Schaefer's move infuriated feminist groups who supported him in his 1986 campaign because he was more adamant on the issue than his opponent, then-Attorney General Stephen Sachs. But pro-choice legislators have delayed a decision on whether to seek the change without the governor's support because it is sure to cause a divisive and bitter battle.
The change would not come in a bill, but in language added to the state budget. It is possible the more liberal language will be offered Friday when the Senate Budget and Taxation Committee takes a final vote on the budget, but antiabortion legislators believe it is more likely the amendment will be offered on the Senate floor next week.
Legislators on both sides of the issue believe that a majority of the 47-member Senate is in favor of changing the language. But the challenge for pro-choice senators is to muster the 32 votes needed to end a filibuster.
Said John C. Coolahan (D-Baltimore County), a leader of the antiabortion senators: "We don't have enough votes to take them head-on, but they don't have enough votes to shut us up on a filibuster."
Coolahan estimates that 26 senators favor the more liberal language. Pro-choice supporters won't disclose their vote counts, but Steven Rivelis of Marylanders for the Right to Choose said, "People wouldn't be going through this unless they were confident the numbers were there."
If the pro-choice senators are successful, the fight would move to the House. Its membership changed drastically in the 1986 elections, and both sides there claim a majority. "I really do think we're going to beat them," said Del. Timothy F. Maloney (D-Prince George's), who heads the antiabortion effort in the House.
Maryland is one of 14 states, plus the District, that provide for Medicaid-funded abortions.

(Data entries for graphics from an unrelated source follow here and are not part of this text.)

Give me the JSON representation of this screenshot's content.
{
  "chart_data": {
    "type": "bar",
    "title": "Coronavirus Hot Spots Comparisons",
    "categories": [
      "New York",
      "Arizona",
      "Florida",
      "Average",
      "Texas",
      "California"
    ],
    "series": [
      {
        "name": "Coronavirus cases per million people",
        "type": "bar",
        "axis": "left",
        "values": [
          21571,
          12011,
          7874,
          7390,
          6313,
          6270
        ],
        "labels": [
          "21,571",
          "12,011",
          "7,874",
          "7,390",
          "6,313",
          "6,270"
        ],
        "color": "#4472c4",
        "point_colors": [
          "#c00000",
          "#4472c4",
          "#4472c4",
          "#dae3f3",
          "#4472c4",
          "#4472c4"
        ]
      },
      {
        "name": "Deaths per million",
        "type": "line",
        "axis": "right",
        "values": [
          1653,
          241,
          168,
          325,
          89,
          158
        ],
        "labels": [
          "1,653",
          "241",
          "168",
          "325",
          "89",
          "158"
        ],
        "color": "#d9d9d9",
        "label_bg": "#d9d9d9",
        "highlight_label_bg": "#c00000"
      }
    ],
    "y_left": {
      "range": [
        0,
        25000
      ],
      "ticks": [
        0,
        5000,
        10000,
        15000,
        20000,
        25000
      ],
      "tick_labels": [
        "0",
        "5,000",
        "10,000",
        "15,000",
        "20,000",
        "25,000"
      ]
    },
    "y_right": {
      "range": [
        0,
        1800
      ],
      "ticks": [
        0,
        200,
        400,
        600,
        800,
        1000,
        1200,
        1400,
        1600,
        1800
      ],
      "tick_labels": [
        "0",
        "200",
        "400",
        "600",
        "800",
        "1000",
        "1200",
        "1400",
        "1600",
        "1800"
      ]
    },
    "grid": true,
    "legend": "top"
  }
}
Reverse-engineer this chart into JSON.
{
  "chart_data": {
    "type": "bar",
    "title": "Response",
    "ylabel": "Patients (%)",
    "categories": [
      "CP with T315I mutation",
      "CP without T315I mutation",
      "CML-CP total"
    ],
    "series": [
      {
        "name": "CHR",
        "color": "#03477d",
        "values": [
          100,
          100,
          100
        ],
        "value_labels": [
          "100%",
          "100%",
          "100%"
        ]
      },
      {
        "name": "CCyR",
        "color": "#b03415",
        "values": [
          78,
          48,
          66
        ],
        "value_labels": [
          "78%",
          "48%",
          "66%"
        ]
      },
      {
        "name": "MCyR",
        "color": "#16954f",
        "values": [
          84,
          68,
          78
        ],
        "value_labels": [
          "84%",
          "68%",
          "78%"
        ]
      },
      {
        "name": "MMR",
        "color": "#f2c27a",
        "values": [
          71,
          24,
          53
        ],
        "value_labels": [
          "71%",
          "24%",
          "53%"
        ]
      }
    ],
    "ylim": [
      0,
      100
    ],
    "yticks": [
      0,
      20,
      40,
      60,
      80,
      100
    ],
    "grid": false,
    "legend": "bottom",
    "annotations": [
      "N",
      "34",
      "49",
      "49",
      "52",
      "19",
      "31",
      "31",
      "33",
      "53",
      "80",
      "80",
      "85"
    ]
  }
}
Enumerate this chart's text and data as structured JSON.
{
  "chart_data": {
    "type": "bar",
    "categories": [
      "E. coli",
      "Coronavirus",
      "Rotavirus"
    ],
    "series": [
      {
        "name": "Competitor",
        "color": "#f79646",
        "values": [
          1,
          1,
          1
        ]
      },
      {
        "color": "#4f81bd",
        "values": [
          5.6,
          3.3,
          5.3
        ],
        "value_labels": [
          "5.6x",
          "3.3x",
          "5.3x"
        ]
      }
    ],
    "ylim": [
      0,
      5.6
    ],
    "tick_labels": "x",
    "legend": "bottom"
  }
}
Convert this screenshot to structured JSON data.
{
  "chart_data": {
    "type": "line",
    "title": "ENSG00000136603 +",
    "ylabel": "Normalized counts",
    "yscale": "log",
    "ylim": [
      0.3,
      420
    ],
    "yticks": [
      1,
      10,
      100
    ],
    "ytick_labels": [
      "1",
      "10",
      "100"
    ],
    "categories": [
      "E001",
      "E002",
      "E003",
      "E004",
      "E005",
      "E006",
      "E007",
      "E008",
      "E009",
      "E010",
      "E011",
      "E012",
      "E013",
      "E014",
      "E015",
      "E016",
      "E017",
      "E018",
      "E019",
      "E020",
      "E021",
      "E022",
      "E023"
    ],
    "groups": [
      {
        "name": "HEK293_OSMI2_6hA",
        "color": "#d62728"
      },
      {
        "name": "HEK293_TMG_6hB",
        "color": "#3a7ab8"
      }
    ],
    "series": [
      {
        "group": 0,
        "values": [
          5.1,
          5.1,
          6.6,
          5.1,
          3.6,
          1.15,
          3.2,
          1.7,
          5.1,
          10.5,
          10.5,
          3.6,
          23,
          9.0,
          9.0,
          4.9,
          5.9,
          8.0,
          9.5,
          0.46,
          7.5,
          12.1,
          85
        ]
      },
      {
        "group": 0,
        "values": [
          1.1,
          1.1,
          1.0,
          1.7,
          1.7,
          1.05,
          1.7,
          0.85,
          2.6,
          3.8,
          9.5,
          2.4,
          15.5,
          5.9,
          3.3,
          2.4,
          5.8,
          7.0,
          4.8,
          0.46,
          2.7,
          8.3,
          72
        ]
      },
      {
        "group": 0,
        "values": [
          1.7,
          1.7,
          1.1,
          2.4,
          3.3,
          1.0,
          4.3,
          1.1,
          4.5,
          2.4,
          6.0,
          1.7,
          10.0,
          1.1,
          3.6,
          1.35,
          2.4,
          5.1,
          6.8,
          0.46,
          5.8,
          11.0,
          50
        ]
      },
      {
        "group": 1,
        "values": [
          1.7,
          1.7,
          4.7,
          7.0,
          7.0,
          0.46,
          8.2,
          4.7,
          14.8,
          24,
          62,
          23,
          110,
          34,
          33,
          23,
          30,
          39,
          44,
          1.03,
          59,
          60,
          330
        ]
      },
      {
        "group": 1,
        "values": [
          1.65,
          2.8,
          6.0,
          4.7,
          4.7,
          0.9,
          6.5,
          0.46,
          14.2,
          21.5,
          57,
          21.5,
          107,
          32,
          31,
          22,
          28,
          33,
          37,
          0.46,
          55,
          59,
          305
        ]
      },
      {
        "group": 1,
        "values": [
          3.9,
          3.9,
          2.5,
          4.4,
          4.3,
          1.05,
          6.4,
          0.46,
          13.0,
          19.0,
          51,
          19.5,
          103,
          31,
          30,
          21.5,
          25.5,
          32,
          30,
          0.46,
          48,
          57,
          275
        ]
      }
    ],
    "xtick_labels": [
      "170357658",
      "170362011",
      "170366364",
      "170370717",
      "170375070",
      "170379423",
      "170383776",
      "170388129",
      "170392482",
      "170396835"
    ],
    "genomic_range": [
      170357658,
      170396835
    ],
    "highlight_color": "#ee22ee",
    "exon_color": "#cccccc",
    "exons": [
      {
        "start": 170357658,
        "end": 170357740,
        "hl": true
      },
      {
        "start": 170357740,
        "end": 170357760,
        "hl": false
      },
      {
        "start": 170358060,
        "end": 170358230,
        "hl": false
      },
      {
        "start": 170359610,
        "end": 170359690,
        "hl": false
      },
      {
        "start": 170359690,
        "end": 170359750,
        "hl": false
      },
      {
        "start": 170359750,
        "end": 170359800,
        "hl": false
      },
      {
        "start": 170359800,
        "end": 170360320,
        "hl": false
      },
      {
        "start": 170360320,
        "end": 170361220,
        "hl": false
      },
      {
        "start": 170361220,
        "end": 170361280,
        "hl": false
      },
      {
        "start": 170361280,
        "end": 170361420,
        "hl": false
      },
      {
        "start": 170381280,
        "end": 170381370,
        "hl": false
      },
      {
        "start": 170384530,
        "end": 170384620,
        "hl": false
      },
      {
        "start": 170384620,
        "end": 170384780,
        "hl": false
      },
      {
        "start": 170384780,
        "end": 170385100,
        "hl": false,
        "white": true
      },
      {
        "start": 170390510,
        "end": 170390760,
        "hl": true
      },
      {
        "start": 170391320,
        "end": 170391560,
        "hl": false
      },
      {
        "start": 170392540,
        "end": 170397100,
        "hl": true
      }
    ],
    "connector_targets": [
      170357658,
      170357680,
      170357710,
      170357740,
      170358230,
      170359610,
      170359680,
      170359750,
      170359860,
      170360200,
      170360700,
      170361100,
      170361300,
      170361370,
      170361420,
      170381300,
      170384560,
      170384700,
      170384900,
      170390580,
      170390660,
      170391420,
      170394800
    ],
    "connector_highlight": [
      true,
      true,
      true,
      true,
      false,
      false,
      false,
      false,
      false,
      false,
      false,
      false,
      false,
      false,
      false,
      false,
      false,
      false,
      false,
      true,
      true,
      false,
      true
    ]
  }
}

However, the funds are available only under the following restrictions: if the woman's life is endangered, if she is a victim of rape or incest, if the fetus is deformed, if there is substantial risk to the present or future health of the woman, or if there is a risk to the present or future mental health of the woman.
Pro-choice activists say those restrictions prohibit many poor women from receiving abortions and that there is a growing problem with receiving a doctor's certification that a pregnancy presents a risk to a women's future physical or mental health.